The first, announced on September 18, was to increase financial prizes by 2025 to the highest levels in history, above nine million dollars, which is almost a third more than the sum paid during the affected period. due to the pandemic from 2021 to 2024. In this way, the General Assembly of the organization estimates the amount for next year at 9,240,000 dollars.
Adding to that figure, including promotional fees for top athletes, a total of around $18 million will be paid to athletes over the course of the 2025 season and many more millions will be invested in athlete services such as travel. and transportation, accommodation, and medical and physiotherapy provision.
Under the new structure, the total prize money awarded per game will be $500,000 in each of the fourteen games of the regular series and $2,240,000 in the Diamond League final. The total prize money per discipline will be between $30,000 and $50,000 in the series meetings and between $60,000 and $100,000 in the final.

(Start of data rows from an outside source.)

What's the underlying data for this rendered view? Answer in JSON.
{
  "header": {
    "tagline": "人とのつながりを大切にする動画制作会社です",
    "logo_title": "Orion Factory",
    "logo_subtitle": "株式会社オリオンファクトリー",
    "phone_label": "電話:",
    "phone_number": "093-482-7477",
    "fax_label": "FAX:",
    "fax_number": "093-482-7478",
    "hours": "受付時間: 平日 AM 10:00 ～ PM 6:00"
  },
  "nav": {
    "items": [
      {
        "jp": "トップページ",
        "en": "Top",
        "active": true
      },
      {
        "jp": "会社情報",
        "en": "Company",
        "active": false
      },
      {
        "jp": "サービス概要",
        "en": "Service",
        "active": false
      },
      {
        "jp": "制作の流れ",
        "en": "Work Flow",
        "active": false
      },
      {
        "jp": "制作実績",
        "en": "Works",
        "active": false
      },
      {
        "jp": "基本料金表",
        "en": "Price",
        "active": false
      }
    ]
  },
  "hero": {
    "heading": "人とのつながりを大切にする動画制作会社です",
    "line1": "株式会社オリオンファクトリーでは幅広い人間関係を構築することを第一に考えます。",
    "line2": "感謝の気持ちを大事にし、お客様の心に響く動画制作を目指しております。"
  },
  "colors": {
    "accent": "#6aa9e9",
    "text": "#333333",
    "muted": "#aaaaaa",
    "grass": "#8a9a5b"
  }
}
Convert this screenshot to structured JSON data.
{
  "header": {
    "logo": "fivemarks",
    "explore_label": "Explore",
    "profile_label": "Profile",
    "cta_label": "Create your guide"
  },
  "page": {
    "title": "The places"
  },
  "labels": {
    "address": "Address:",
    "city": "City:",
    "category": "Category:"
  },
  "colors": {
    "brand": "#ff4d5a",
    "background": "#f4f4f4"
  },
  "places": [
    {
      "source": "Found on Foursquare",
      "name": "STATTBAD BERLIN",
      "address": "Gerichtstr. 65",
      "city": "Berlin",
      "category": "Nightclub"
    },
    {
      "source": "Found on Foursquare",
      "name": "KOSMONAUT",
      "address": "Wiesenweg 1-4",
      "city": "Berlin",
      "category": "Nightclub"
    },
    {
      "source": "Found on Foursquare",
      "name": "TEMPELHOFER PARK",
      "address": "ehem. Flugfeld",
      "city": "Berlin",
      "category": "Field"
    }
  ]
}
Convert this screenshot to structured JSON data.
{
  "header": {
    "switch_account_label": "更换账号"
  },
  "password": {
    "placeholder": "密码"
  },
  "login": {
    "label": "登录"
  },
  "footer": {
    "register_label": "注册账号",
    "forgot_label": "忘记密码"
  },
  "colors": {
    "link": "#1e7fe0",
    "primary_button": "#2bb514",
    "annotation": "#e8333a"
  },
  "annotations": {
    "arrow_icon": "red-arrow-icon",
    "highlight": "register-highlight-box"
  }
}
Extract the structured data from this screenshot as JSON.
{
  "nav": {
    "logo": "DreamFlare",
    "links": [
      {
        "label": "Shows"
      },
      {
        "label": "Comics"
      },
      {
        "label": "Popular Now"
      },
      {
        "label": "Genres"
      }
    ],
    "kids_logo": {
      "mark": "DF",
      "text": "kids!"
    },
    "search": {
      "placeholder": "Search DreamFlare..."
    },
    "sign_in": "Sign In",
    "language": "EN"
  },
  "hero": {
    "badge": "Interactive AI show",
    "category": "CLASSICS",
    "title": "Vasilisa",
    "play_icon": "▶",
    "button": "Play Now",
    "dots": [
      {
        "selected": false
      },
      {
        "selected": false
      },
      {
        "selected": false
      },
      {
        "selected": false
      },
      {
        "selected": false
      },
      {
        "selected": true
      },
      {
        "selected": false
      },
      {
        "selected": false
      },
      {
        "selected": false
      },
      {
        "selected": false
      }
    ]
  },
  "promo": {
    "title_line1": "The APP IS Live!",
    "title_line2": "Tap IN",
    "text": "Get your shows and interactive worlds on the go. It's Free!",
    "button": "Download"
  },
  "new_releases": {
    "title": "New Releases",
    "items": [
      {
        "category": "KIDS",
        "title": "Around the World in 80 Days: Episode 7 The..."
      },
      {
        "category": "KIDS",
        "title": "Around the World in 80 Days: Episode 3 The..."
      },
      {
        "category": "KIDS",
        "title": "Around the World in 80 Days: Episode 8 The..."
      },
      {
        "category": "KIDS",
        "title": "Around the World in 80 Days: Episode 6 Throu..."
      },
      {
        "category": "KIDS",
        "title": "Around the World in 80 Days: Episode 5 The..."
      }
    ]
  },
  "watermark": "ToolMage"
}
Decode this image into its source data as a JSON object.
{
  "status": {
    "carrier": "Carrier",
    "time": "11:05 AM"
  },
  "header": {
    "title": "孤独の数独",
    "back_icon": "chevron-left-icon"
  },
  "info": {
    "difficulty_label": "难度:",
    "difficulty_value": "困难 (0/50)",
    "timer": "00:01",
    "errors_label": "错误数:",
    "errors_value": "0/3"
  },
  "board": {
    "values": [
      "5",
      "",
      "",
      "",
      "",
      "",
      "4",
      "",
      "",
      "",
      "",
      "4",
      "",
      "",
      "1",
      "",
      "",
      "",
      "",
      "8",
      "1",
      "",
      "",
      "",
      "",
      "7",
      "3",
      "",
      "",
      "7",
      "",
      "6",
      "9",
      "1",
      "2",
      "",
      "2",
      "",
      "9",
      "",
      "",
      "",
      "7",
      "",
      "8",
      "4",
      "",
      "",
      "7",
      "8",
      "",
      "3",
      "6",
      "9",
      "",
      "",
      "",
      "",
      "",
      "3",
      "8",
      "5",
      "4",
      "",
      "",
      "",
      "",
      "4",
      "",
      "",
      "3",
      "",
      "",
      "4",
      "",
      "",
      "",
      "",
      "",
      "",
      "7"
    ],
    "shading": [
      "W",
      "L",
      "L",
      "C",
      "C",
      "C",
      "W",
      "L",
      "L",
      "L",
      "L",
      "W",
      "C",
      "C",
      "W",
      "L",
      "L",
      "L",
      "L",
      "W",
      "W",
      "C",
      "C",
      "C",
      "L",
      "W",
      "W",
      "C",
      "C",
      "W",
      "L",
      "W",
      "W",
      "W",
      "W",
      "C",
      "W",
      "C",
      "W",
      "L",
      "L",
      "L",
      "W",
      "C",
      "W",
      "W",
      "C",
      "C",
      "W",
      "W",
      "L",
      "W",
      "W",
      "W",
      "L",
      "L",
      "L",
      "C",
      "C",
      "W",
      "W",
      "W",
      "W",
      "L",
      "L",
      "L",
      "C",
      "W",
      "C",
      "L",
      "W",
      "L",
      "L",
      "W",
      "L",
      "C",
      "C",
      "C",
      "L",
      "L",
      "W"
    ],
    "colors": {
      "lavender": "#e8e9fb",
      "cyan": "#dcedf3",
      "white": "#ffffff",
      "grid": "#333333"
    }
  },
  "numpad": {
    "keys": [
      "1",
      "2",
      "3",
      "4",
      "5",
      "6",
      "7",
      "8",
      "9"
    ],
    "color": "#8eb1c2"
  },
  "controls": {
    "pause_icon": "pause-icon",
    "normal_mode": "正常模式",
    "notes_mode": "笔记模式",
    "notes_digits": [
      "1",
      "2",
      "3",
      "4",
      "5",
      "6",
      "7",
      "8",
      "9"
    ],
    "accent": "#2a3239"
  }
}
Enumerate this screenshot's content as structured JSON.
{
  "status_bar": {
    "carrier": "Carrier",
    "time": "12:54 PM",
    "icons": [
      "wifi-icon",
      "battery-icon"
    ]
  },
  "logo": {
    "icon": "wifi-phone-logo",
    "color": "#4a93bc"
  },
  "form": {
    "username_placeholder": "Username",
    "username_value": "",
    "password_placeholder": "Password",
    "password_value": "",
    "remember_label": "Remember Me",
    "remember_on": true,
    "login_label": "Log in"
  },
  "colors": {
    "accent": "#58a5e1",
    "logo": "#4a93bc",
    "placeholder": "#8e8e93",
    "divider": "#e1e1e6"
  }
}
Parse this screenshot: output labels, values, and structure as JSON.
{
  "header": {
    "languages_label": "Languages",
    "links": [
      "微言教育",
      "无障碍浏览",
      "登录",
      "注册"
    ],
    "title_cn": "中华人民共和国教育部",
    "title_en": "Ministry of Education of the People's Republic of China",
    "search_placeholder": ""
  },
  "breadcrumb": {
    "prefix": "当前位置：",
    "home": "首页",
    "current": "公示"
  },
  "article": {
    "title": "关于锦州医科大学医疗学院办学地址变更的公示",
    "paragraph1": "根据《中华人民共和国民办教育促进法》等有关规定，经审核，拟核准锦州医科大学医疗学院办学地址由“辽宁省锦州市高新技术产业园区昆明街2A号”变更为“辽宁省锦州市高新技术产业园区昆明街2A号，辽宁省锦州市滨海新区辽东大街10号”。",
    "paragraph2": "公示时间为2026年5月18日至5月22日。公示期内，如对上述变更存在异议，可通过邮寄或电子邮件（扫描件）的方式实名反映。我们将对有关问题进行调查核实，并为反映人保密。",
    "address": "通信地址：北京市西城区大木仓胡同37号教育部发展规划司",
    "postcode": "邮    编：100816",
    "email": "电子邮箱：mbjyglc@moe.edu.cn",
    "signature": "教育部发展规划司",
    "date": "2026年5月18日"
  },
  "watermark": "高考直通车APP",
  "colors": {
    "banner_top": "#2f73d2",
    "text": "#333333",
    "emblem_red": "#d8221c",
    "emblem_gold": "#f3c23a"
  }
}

Prize money is completely equal between men and women with exactly the same rates for male and female athletes. The increase also applies to all 32 Diamond disciplines, which will benefit athletes from across the diversity of athletics.
The second move, two months earlier than usual, was to announce the 2025 calendar, something that always occurred around the end of the year.
Xiamen and the test shared between Shanghai and Suzhou will be the first two stops of a total of fifteen, opening again in China a circuit that will end with a two-day final in Zurich (Switzerland), just before the Tokyo World Championships, which They will begin on September 13.
The Diamond League will also visit Qatar, Morocco, Italy, Norway, Sweden, France, the United States, Monaco, Poland and Belgium, demonstrating a more global character than that of the Grand Slam Track.
With these moves, the Diamond League organization hopes to retain the greatest number of stars and continue leading the largest international athletics competition only behind the World Cups.